For the same reasons that Henry Wordsworth Longfellow is criticized, I like him. Popular opinion of him in his day said that his worst poetry was written with “his natural sentiment, affirmative spirit, and moral earnestness” which was tagged as “mawkish sentimentality, too-easy optimism, and sententious moralizing.”
His writings strike me as distinctly American. I appreciate those same feelings, that same enthusiasm, and the similar righteous passion found in many of his poems.
I have no official credulity in literature, but I like what I can understand. Longfellow was too “preachy” to be considered a great poet, yet that is exactly why I am drawn to his work. Some of his poems were even considered “Songs of Principle.” That preachiness and principle-rich thought leads you to at least consider the rightness of his topics, rather than trying to observe beauty without boundary.
Here is a meditation whose tone strikes a chord with my own view of being ‘halfway done.’ The view from midlife behind and before Longfellow titled, Mezzo Cammin, The Middle of the Road.
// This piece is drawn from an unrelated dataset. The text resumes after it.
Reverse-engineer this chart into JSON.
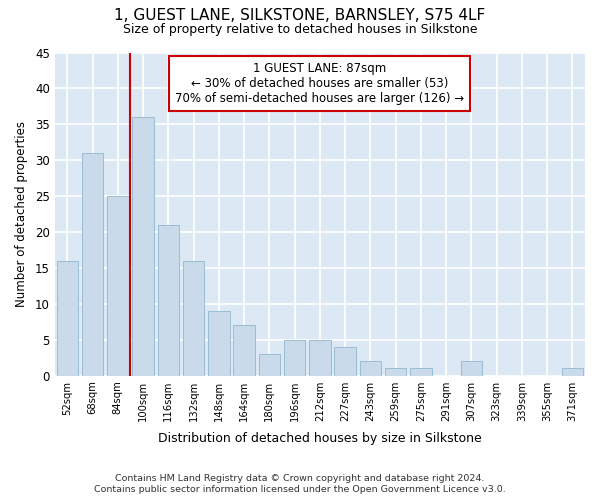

Half of my life is gone, and I have let The years slip from me and have not fulfilled The aspiration of my youth, to build Some tower of song with lofty parapet. Not indolence, nor pleasure, nor the fret Of restless passions that would not be stilled, But sorrow, and a care that almost killed, Kept me from what I may accomplish yet; Though half-way up the hill, I see the Past Lying beneath me with its sounds and sights,-- A city in the twilight dim and vast, With smoking roofs, soft bells, and gleaming lights,-- And hear above me on the autumnal blast The cataract of Death far thundering from the heights.
“As for man, his days are as grass: as a flower of the field, so he flourisheth.
Psalms 103:15-16
For the wind passeth over it, and it is gone; and the place thereof shall know it no more.”